I use DAQmx quite a lot in my day to day work. The only way you can get to the 16bit data from the acquisition device is to use the Analog>Unscaled option on the DAQmx Read vi. When you read the waveform datatype, the unscaled data it converted to DBL values by the DAQmx driver using a polynomial evaluation. You can get the polynomial coefficients for converting to voltage from the driver by using a DAQmx Property Node: DAQmx Channel>>AI.DevScalingCoeff. What you would want to do then, is to set up your read as unscaled, use the unscaled data for your TDMS file, and convert to volts, or whatever scaling at that point. Stay away from the Raw read options. The Unscaled will still return your data in a 2D array of [channels x samples]. Raw returns a 1D array that you have to parse manually. One other note: don't assume the nominal voltage ranges on your device are acceptable for rescaling. Just because you have a 16bit ADC with +-10V range, it doesn't mean you can use 20 / 2^16 as your dV. The actual output from the device probably goes from -10.214 to + 10.173. This will make your data very messy. Always use the device scaling coefficients from the driver.

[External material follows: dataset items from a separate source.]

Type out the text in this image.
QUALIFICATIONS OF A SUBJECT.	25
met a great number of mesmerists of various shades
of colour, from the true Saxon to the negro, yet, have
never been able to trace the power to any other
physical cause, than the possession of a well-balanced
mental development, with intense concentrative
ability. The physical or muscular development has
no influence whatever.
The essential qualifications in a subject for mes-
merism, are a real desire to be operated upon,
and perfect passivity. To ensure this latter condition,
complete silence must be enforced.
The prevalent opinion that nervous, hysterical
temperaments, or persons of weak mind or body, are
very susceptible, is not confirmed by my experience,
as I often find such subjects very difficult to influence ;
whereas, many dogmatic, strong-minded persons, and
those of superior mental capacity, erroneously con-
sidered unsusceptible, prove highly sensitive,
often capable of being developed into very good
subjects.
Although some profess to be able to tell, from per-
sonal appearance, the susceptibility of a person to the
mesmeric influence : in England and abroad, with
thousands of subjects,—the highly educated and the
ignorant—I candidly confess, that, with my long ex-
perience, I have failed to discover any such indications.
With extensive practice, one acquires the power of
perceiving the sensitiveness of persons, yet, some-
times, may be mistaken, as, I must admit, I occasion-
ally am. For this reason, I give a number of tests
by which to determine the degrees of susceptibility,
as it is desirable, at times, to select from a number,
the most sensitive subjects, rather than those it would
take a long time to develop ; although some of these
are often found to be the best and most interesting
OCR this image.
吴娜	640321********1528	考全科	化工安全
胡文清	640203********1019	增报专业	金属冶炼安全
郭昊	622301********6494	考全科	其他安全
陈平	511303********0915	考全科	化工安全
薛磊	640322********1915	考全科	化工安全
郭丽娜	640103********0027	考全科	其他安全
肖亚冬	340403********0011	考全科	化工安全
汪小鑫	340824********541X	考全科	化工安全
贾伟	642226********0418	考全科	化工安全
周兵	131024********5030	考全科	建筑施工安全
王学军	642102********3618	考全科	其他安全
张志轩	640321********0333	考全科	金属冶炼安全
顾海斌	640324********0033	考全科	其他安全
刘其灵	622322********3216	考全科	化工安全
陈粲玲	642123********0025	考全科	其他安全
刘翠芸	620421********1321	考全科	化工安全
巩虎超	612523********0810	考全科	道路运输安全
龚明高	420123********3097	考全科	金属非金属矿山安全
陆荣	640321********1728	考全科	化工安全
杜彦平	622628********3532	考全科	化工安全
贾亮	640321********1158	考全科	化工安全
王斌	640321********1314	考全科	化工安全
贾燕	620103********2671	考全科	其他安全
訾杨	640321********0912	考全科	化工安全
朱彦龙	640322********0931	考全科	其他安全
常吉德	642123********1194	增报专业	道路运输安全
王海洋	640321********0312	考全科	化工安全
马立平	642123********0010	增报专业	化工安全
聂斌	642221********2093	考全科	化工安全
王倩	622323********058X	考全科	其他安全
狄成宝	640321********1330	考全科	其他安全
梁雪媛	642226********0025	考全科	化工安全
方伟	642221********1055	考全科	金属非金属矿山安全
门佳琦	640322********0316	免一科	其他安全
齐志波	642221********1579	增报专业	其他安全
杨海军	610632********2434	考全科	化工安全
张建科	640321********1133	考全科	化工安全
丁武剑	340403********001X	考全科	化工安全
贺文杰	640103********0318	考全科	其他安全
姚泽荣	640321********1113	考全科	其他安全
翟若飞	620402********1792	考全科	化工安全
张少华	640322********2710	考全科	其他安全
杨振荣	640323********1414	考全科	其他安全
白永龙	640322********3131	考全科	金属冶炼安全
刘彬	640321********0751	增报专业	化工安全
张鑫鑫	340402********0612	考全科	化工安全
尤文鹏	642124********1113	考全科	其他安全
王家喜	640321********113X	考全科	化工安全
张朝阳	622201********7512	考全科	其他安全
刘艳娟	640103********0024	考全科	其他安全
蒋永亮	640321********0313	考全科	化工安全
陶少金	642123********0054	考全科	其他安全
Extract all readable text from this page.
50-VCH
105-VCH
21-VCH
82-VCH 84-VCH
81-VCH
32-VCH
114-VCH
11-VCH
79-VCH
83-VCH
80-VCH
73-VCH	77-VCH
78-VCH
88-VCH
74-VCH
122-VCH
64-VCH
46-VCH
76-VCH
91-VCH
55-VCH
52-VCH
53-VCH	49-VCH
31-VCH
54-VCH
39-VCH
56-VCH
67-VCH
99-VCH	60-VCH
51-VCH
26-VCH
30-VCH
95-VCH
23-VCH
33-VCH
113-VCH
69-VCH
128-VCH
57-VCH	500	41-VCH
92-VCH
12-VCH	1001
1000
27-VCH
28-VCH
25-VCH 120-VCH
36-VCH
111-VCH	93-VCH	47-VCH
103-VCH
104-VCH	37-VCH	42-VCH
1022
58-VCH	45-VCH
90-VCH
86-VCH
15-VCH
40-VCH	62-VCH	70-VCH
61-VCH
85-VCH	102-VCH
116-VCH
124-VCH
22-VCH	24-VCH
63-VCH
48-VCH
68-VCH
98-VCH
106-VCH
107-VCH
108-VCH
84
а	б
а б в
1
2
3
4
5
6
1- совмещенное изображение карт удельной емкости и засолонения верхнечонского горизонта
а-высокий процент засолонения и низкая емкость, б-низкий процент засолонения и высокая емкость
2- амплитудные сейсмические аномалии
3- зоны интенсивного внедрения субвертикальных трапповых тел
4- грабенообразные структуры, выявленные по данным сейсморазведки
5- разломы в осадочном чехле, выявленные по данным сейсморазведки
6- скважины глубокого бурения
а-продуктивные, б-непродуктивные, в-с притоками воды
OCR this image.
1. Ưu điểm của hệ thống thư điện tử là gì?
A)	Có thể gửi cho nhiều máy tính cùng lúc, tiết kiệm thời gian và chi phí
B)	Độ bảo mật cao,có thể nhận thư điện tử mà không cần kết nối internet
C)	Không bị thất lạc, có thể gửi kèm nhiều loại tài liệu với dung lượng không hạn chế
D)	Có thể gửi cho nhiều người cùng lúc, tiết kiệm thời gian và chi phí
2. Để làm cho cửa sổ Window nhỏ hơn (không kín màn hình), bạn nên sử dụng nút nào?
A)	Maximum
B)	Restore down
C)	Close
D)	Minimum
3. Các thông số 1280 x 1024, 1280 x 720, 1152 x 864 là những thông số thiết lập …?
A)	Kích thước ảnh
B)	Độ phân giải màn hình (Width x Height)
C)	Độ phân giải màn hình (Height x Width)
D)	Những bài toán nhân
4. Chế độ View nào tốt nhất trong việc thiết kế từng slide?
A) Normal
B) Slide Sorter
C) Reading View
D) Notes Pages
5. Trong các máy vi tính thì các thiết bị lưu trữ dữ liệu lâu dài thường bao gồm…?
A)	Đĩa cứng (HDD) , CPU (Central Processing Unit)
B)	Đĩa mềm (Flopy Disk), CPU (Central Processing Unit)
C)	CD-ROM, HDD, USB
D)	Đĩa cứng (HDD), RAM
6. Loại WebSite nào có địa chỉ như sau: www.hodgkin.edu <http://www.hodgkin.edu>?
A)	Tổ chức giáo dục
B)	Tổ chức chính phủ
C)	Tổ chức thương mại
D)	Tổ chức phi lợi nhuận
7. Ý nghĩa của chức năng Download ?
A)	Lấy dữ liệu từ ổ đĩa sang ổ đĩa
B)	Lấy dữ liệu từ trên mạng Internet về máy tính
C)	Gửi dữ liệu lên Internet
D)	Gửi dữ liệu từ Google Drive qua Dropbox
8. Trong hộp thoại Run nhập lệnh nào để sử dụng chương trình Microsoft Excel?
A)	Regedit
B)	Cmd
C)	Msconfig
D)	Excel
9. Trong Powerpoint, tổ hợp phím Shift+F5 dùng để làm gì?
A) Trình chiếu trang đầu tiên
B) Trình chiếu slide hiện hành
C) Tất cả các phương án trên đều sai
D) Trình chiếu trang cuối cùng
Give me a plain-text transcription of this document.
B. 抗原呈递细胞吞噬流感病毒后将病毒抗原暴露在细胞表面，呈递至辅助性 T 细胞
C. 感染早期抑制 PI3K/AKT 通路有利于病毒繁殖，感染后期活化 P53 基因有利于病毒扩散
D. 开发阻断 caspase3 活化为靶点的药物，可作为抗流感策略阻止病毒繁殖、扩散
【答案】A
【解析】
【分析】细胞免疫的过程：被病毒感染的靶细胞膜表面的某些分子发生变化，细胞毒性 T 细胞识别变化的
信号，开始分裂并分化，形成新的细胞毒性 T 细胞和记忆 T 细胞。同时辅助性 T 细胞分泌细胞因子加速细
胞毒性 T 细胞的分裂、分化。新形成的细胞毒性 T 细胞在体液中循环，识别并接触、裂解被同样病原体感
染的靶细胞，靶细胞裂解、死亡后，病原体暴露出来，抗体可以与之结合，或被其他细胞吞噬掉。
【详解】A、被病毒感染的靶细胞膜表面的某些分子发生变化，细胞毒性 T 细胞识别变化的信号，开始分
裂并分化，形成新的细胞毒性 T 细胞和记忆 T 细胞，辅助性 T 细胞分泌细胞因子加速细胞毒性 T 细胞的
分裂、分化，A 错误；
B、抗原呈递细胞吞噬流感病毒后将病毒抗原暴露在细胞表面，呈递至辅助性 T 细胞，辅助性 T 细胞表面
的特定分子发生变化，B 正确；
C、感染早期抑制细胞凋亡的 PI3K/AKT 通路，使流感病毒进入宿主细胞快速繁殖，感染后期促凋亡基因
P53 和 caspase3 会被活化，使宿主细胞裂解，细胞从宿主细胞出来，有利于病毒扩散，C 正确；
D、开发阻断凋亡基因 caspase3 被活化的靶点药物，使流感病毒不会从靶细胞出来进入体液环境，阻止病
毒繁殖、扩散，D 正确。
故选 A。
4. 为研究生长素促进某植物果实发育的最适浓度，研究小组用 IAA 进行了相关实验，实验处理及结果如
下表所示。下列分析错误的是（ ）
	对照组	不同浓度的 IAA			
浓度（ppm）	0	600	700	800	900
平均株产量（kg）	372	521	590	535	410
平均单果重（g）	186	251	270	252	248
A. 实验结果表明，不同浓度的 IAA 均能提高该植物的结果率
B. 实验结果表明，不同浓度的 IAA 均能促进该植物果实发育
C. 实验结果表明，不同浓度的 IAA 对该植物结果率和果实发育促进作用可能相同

I use a polynomial composition to combine my unscaled to voltage conversion and my voltage to engineering units conversion. This reduces my CPU load quite a bit. If you are using a custom scale in MAX, I don't know how that works, so you may not see a difference.
Another thing I do it build my tasks programatically from config files (you could use xml). I have found that for situations where people are changing acquisition settings frequently, MAX can be a pain. Also, you can't (as far as I know) dynamically retarget a MAX task to new hardware so that you can run multiple instances of it. Another good thing about not using MAX is that you can control what configuration settings your users do and don't have access to. You don't have to give them AC/DC coupling options if they
are only reading DC levels, for example.
One nice thing about MAX is, well, um, oh, it already has custom scaling options. Though they can be a little cumbersome. I usually avoid MAX as much as I can since its portability is practically nonexistent and the interface is straight out of the early 90s.